Several veterans of that 1982 war are now important players in Israel’s nascent film industry. They have begun to portray their experiences as young soldiers through film, and their stories are resonating with audiences around the world, film experts say.

“These are very personal stories that are told from the gut,” said David Zipkin, head of finance and production at the Israel Film Fund. “These are stories that are told by people who have experienced this war. When you tell a story that has elements of truth, it resonates through audiences.”

“Beaufort,” produced in 2007, depicted the IDF retreat from the Beaufort Castle in southern Lebanon. The film won the Silver Bear Award at the Berlin International Film Festival and was nominated for several other awards.

Ari Folman’s animated documentary “Waltz with Bashir,” released in 2008, won a Golden Globe, was nominated for an Academy Award and won more than two dozen other awards at film festivals around the world.

“Lebanon,” directed by Israeli filmmaker Samuel Maoz, premiered at the Jerusalem Film Festival this summer and follows several battles through the perspectives of four soldiers in a tank crew.
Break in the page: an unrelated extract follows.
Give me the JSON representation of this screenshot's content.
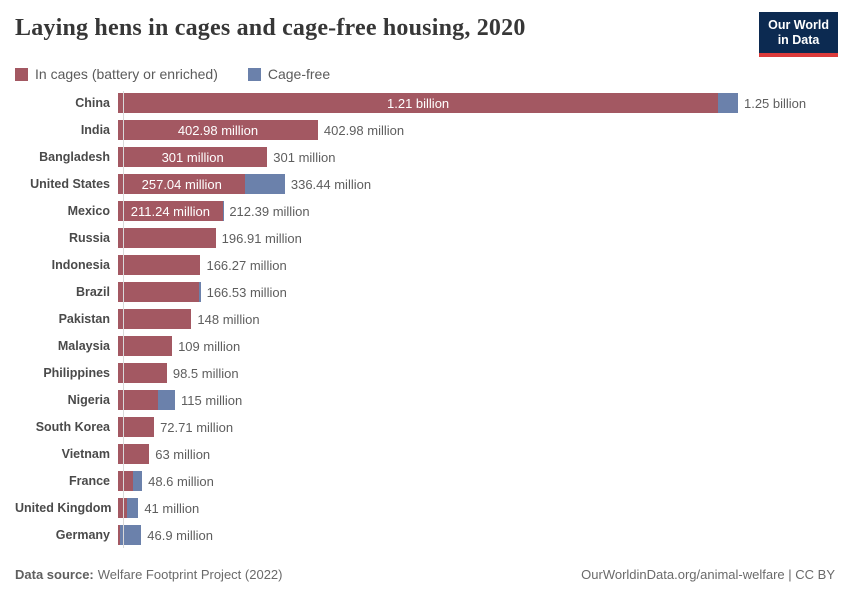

The film won the Golden Lion Award, the top honor at the Venice Film Festival.

Simultaneous with the rise of Israel’s film industry — which some film critics say has been experiencing a “golden age” with the major international success of movies like “Jellyfish,” “The Band’s Visit” and “My Father, My Lord” — veterans of the First Lebanon War are opening up and are more willing to tell their stories.

“I think the reason that there are suddenly so many movies about this war is that people who fought in it in their late teens and early 20s are now in their 50s,” said Jerusalem Post film critic Hannah Brown.
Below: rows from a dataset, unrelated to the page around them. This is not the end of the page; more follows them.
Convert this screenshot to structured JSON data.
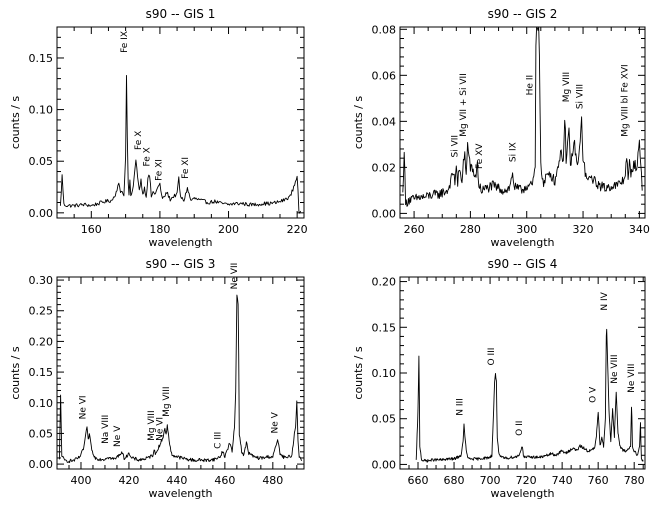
{
  "chart_data": [
    {
      "type": "line",
      "title": "s90 -- GIS 1",
      "xlabel": "wavelength",
      "ylabel": "counts / s",
      "xlim": [
        150,
        222
      ],
      "ylim": [
        -0.005,
        0.18
      ],
      "xticks": [
        160,
        180,
        200,
        220
      ],
      "xtick_labels": [
        "160",
        "180",
        "200",
        "220"
      ],
      "yticks": [
        0.0,
        0.05,
        0.1,
        0.15
      ],
      "ytick_labels": [
        "0.00",
        "0.05",
        "0.10",
        "0.15"
      ],
      "baseline": 0.007,
      "noise": 0.0018,
      "range": [
        151,
        221
      ],
      "series": [
        {
          "x": [
            151,
            151.5,
            152,
            153,
            155,
            158,
            160,
            162,
            164,
            166,
            167,
            168,
            168.5,
            169,
            169.5,
            170,
            170.3,
            170.6,
            171,
            171.2,
            171.5,
            172,
            173,
            174,
            174.5,
            175,
            175.5,
            176,
            176.5,
            177,
            177.5,
            178,
            178.5,
            179,
            180,
            180.5,
            181,
            182,
            183,
            184,
            185,
            185.5,
            186,
            187,
            188,
            188.5,
            189,
            190,
            192,
            194,
            196,
            198,
            200,
            202,
            204,
            206,
            208,
            210,
            212,
            214,
            216,
            218,
            219,
            219.5,
            220,
            220.3,
            220.5,
            221
          ],
          "values": [
            0.006,
            0.036,
            0.008,
            0.007,
            0.007,
            0.008,
            0.007,
            0.009,
            0.011,
            0.012,
            0.018,
            0.028,
            0.02,
            0.022,
            0.016,
            0.056,
            0.148,
            0.035,
            0.018,
            0.033,
            0.016,
            0.02,
            0.05,
            0.022,
            0.032,
            0.018,
            0.024,
            0.016,
            0.034,
            0.036,
            0.016,
            0.02,
            0.018,
            0.022,
            0.028,
            0.016,
            0.014,
            0.02,
            0.013,
            0.016,
            0.018,
            0.034,
            0.015,
            0.012,
            0.024,
            0.018,
            0.012,
            0.014,
            0.012,
            0.01,
            0.011,
            0.009,
            0.008,
            0.009,
            0.009,
            0.008,
            0.008,
            0.009,
            0.009,
            0.01,
            0.012,
            0.016,
            0.025,
            0.03,
            0.036,
            0.02,
            0.0,
            0.0
          ]
        }
      ],
      "annotations": [
        {
          "text": "Fe IX",
          "x": 170.4,
          "y": 0.152
        },
        {
          "text": "Fe X",
          "x": 174.5,
          "y": 0.058
        },
        {
          "text": "Fe X",
          "x": 177.0,
          "y": 0.042
        },
        {
          "text": "Fe XI",
          "x": 180.4,
          "y": 0.028
        },
        {
          "text": "Fe XI",
          "x": 188.2,
          "y": 0.03
        }
      ]
    },
    {
      "type": "line",
      "title": "s90 -- GIS 2",
      "xlabel": "wavelength",
      "ylabel": "counts / s",
      "xlim": [
        255,
        342
      ],
      "ylim": [
        -0.002,
        0.081
      ],
      "xticks": [
        260,
        280,
        300,
        320,
        340
      ],
      "xtick_labels": [
        "260",
        "280",
        "300",
        "320",
        "340"
      ],
      "yticks": [
        0.0,
        0.02,
        0.04,
        0.06,
        0.08
      ],
      "ytick_labels": [
        "0.00",
        "0.02",
        "0.04",
        "0.06",
        "0.08"
      ],
      "baseline": 0.007,
      "noise": 0.0022,
      "range": [
        256,
        341
      ],
      "series": [
        {
          "x": [
            256,
            256.5,
            257,
            258,
            260,
            262,
            264,
            266,
            268,
            270,
            272,
            273,
            274,
            274.5,
            275,
            275.5,
            276,
            276.5,
            277,
            277.5,
            278,
            278.5,
            279,
            280,
            281,
            282,
            282.5,
            283,
            284,
            286,
            288,
            290,
            292,
            294,
            295,
            295.5,
            296,
            298,
            300,
            302,
            303,
            303.3,
            303.6,
            304,
            304.4,
            305,
            306,
            307,
            308,
            309,
            310,
            311,
            312,
            313,
            313.6,
            314,
            315,
            315.5,
            316,
            317,
            318,
            319,
            319.5,
            320,
            321,
            322,
            323,
            324,
            325,
            326,
            328,
            330,
            332,
            334,
            335,
            335.4,
            336,
            336.5,
            337,
            338,
            339,
            340,
            340.5,
            341
          ],
          "values": [
            0.008,
            0.028,
            0.004,
            0.006,
            0.006,
            0.007,
            0.007,
            0.008,
            0.008,
            0.009,
            0.01,
            0.014,
            0.018,
            0.013,
            0.022,
            0.012,
            0.02,
            0.016,
            0.012,
            0.024,
            0.026,
            0.016,
            0.03,
            0.02,
            0.018,
            0.016,
            0.022,
            0.012,
            0.01,
            0.011,
            0.012,
            0.011,
            0.01,
            0.011,
            0.018,
            0.012,
            0.011,
            0.01,
            0.012,
            0.012,
            0.02,
            0.081,
            0.081,
            0.081,
            0.081,
            0.02,
            0.012,
            0.016,
            0.018,
            0.016,
            0.014,
            0.02,
            0.026,
            0.024,
            0.044,
            0.022,
            0.036,
            0.02,
            0.025,
            0.03,
            0.02,
            0.03,
            0.042,
            0.024,
            0.016,
            0.014,
            0.016,
            0.014,
            0.013,
            0.012,
            0.011,
            0.012,
            0.012,
            0.014,
            0.016,
            0.028,
            0.014,
            0.022,
            0.016,
            0.022,
            0.02,
            0.03,
            0.022,
            0.012
          ]
        }
      ],
      "annotations": [
        {
          "text": "Si VII",
          "x": 275.4,
          "y": 0.023
        },
        {
          "text": "Mg VII + Si VII",
          "x": 278.4,
          "y": 0.032
        },
        {
          "text": "Fe XV",
          "x": 284.2,
          "y": 0.018
        },
        {
          "text": "Si IX",
          "x": 296.1,
          "y": 0.021
        },
        {
          "text": "He II",
          "x": 302.0,
          "y": 0.05
        },
        {
          "text": "Mg VIII",
          "x": 315.0,
          "y": 0.047
        },
        {
          "text": "Si VIII",
          "x": 319.8,
          "y": 0.044
        },
        {
          "text": "Mg VIII bl Fe XVI",
          "x": 335.8,
          "y": 0.032
        }
      ]
    },
    {
      "type": "line",
      "title": "s90 -- GIS 3",
      "xlabel": "wavelength",
      "ylabel": "counts / s",
      "xlim": [
        390,
        493
      ],
      "ylim": [
        -0.008,
        0.305
      ],
      "xticks": [
        400,
        420,
        440,
        460,
        480
      ],
      "xtick_labels": [
        "400",
        "420",
        "440",
        "460",
        "480"
      ],
      "yticks": [
        0.0,
        0.05,
        0.1,
        0.15,
        0.2,
        0.25,
        0.3
      ],
      "ytick_labels": [
        "0.00",
        "0.05",
        "0.10",
        "0.15",
        "0.20",
        "0.25",
        "0.30"
      ],
      "baseline": 0.005,
      "noise": 0.0028,
      "range": [
        391,
        492
      ],
      "series": [
        {
          "x": [
            391,
            391.5,
            392,
            393,
            395,
            397,
            399,
            400,
            401,
            401.5,
            402,
            402.5,
            403,
            403.5,
            404,
            405,
            406,
            408,
            410,
            411,
            412,
            414,
            416,
            417,
            418,
            419,
            420,
            420.5,
            421,
            424,
            426,
            428,
            430,
            430.5,
            431,
            432,
            434,
            435,
            435.6,
            436,
            437,
            438,
            440,
            442,
            444,
            446,
            448,
            450,
            452,
            454,
            456,
            458,
            459,
            459.5,
            460,
            462,
            463,
            464,
            464.5,
            465,
            465.6,
            466,
            467,
            468,
            469,
            470,
            472,
            474,
            476,
            478,
            480,
            481,
            482,
            483,
            484,
            486,
            488,
            489,
            489.5,
            490,
            490.5,
            491,
            492
          ],
          "values": [
            0.006,
            0.112,
            0.015,
            0.006,
            0.005,
            0.006,
            0.01,
            0.015,
            0.025,
            0.035,
            0.05,
            0.058,
            0.04,
            0.048,
            0.035,
            0.015,
            0.01,
            0.008,
            0.008,
            0.012,
            0.01,
            0.008,
            0.015,
            0.02,
            0.01,
            0.012,
            0.02,
            0.012,
            0.01,
            0.007,
            0.008,
            0.01,
            0.015,
            0.025,
            0.015,
            0.025,
            0.04,
            0.06,
            0.045,
            0.065,
            0.03,
            0.015,
            0.012,
            0.01,
            0.008,
            0.007,
            0.006,
            0.007,
            0.006,
            0.007,
            0.008,
            0.012,
            0.02,
            0.018,
            0.012,
            0.035,
            0.02,
            0.06,
            0.12,
            0.275,
            0.26,
            0.05,
            0.02,
            0.015,
            0.035,
            0.018,
            0.012,
            0.01,
            0.01,
            0.012,
            0.012,
            0.025,
            0.04,
            0.018,
            0.012,
            0.01,
            0.015,
            0.05,
            0.06,
            0.105,
            0.04,
            0.012,
            0.006
          ]
        }
      ],
      "annotations": [
        {
          "text": "Ne VI",
          "x": 401.8,
          "y": 0.068
        },
        {
          "text": "Na VIII",
          "x": 411.2,
          "y": 0.028
        },
        {
          "text": "Ne V",
          "x": 416.2,
          "y": 0.023
        },
        {
          "text": "Mg VIII",
          "x": 430.4,
          "y": 0.033
        },
        {
          "text": "Ne VI",
          "x": 434.0,
          "y": 0.033
        },
        {
          "text": "Mg VIII",
          "x": 436.8,
          "y": 0.072
        },
        {
          "text": "C III",
          "x": 458.2,
          "y": 0.02
        },
        {
          "text": "Ne VII",
          "x": 465.0,
          "y": 0.28
        },
        {
          "text": "Ne V",
          "x": 482.0,
          "y": 0.045
        }
      ]
    },
    {
      "type": "line",
      "title": "s90 -- GIS 4",
      "xlabel": "wavelength",
      "ylabel": "counts / s",
      "xlim": [
        650,
        786
      ],
      "ylim": [
        -0.005,
        0.205
      ],
      "xticks": [
        660,
        680,
        700,
        720,
        740,
        760,
        780
      ],
      "xtick_labels": [
        "660",
        "680",
        "700",
        "720",
        "740",
        "760",
        "780"
      ],
      "yticks": [
        0.0,
        0.05,
        0.1,
        0.15,
        0.2
      ],
      "ytick_labels": [
        "0.00",
        "0.05",
        "0.10",
        "0.15",
        "0.20"
      ],
      "baseline": 0.005,
      "noise": 0.0015,
      "range": [
        659,
        785
      ],
      "series": [
        {
          "x": [
            659,
            660,
            660.5,
            661,
            662,
            664,
            666,
            668,
            670,
            672,
            674,
            676,
            678,
            680,
            682,
            684,
            685,
            685.5,
            686,
            687,
            688,
            690,
            692,
            694,
            696,
            698,
            700,
            701,
            702,
            702.5,
            703,
            703.5,
            704,
            705,
            706,
            708,
            710,
            712,
            714,
            716,
            717,
            718,
            718.5,
            719,
            720,
            722,
            724,
            726,
            728,
            730,
            732,
            734,
            736,
            738,
            740,
            742,
            744,
            746,
            748,
            750,
            752,
            754,
            756,
            758,
            759,
            760,
            761,
            762,
            763,
            764,
            764.6,
            765,
            765.4,
            766,
            767,
            768,
            769,
            770,
            771,
            772,
            774,
            776,
            778,
            778.6,
            779,
            780,
            782,
            783,
            783.5,
            784,
            785
          ],
          "values": [
            0.004,
            0.06,
            0.118,
            0.02,
            0.005,
            0.004,
            0.004,
            0.005,
            0.005,
            0.005,
            0.005,
            0.006,
            0.006,
            0.006,
            0.008,
            0.01,
            0.025,
            0.045,
            0.03,
            0.012,
            0.006,
            0.006,
            0.006,
            0.006,
            0.007,
            0.007,
            0.008,
            0.01,
            0.06,
            0.09,
            0.1,
            0.09,
            0.03,
            0.01,
            0.008,
            0.007,
            0.007,
            0.008,
            0.008,
            0.01,
            0.015,
            0.02,
            0.01,
            0.008,
            0.008,
            0.008,
            0.008,
            0.008,
            0.008,
            0.009,
            0.01,
            0.012,
            0.01,
            0.012,
            0.015,
            0.012,
            0.015,
            0.018,
            0.015,
            0.02,
            0.018,
            0.015,
            0.015,
            0.018,
            0.03,
            0.058,
            0.02,
            0.03,
            0.02,
            0.05,
            0.16,
            0.13,
            0.1,
            0.06,
            0.025,
            0.06,
            0.03,
            0.08,
            0.035,
            0.02,
            0.015,
            0.015,
            0.02,
            0.07,
            0.02,
            0.015,
            0.01,
            0.02,
            0.045,
            0.005,
            0.004
          ]
        }
      ],
      "annotations": [
        {
          "text": "N III",
          "x": 684.8,
          "y": 0.05
        },
        {
          "text": "O III",
          "x": 702.3,
          "y": 0.105
        },
        {
          "text": "O II",
          "x": 717.8,
          "y": 0.028
        },
        {
          "text": "O V",
          "x": 758.6,
          "y": 0.064
        },
        {
          "text": "N IV",
          "x": 764.8,
          "y": 0.165
        },
        {
          "text": "Ne VIII",
          "x": 770.4,
          "y": 0.085
        },
        {
          "text": "Ne VIII",
          "x": 780.0,
          "y": 0.075
        }
      ]
    }
  ]
}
“They are ready to sit down and talk about these experiences, which were formative. They are just now at the stage of their lives where they can deal with it.”

Renen Schorr,  director of Jerusalem’s Sam Spiegel Film and Television School, said that often these kinds of war films were not popular in the already violence-saturated Israeli market, but instead served as a means of expression for their creators.

“These films are tough for the audience and especially for some women. But [the soldiers] from that war are now veterans who are maturing and are ready to open the old wounds.”

Yet despite some distaste for war films within the country, moviegoers can probably expect more stories from the First Lebanon War to come to the silver screen in the near future.

Said Brown: “I would not be surprised if there are veterans right now who are working on novels and screenplays about that most formative experience of their lives.”